詩人不在証明その3
rabbitfighter

不在を証明せよ、
と、
書きなぐられた、
黒板が、反響する、チャイム、
放課後の静けさ、誰もいない、教室の大気、
歪な、掃除要具入れの、造形美、
フローリングの線に沿って、並んだ机達が、
太陽を中心にして、放射状に、広がろうとしている。

トロイメライのメロディーに乗って崩壊していく子供たちの情景が、
足元から伸びていく影をいつまでも追いかけていく、
横殴りの、
西日を、
背中に、
浴びて、
証明しろ、お前の、不在を、お前の、空白を、

光速で、移動する、ということ、質量を、待たない、ということ、空間を、占有しない、ということ、留まっては、いられないから、留まっては、いられない。

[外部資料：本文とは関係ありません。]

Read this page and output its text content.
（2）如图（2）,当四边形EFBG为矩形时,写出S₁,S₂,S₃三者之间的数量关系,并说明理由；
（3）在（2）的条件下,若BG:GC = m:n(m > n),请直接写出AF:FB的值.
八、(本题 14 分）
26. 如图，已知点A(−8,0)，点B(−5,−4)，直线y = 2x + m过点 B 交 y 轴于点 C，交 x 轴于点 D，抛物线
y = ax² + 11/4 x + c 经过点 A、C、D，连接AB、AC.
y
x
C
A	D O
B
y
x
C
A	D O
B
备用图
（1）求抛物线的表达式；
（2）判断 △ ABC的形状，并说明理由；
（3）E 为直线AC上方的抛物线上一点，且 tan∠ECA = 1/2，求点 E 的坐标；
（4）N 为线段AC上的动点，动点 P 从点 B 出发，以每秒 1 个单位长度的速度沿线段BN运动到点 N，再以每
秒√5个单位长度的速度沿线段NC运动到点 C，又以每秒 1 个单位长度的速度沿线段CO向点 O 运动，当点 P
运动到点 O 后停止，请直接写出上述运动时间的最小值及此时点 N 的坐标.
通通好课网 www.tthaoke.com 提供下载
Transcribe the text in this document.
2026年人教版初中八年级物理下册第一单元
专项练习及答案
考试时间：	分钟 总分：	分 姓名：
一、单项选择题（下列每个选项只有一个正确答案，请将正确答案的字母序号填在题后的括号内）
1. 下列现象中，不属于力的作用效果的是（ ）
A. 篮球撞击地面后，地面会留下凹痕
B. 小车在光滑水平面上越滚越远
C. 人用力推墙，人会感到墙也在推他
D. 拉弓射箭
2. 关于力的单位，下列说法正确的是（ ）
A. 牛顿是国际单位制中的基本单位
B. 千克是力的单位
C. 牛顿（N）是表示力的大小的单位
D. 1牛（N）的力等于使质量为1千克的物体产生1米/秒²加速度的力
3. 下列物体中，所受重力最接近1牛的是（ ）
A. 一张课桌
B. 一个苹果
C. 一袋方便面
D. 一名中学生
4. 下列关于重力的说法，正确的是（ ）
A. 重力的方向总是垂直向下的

もしも、思考が、光速を、超えたら、未来が、見える、かな。

だけど、

いつまでも愚鈍な我々の思考は存在を在り続けることを願うばかりで吐き出されたお前の詩情は宇宙の膨張から取残され見捨てられたお前の命そのもので永遠は限りあるもの喜びや悲しみは我々のもの光は留まっていられないから決して振り返ることは出来ない一つの思考が一つの方向に光速よりもほんの少しだけ遅い速度で宇宙の果てを目指しなおも広がり続ける宇宙の深遠よ光によって証明されたことのない宇宙の外苑よ空間を占有する最小単位の思考が燃やされ続ける全ての恒星から放たれる光の速度を超えて光の速度を超えて光の速度を超えてあらゆる方向に向かって知覚することの出来ない未来の瞬間を存在を在り続けることを、

お前の、不在を、在り続けることを

不在を、証明せよ、と、書き殴られた、黒板、それが、お前の、欠席の、理由、
光に、埋め尽くされた、教室の、容積、フローリングに、落ちる、血や肉の、影、
留まっていることはできないと言って、お前は、走る、不意に落下した黒板消しが、チョークの粉を、舞上げて、それから、ゆっくりと、沈殿して、そのとき、そこに、お前はもう居ない。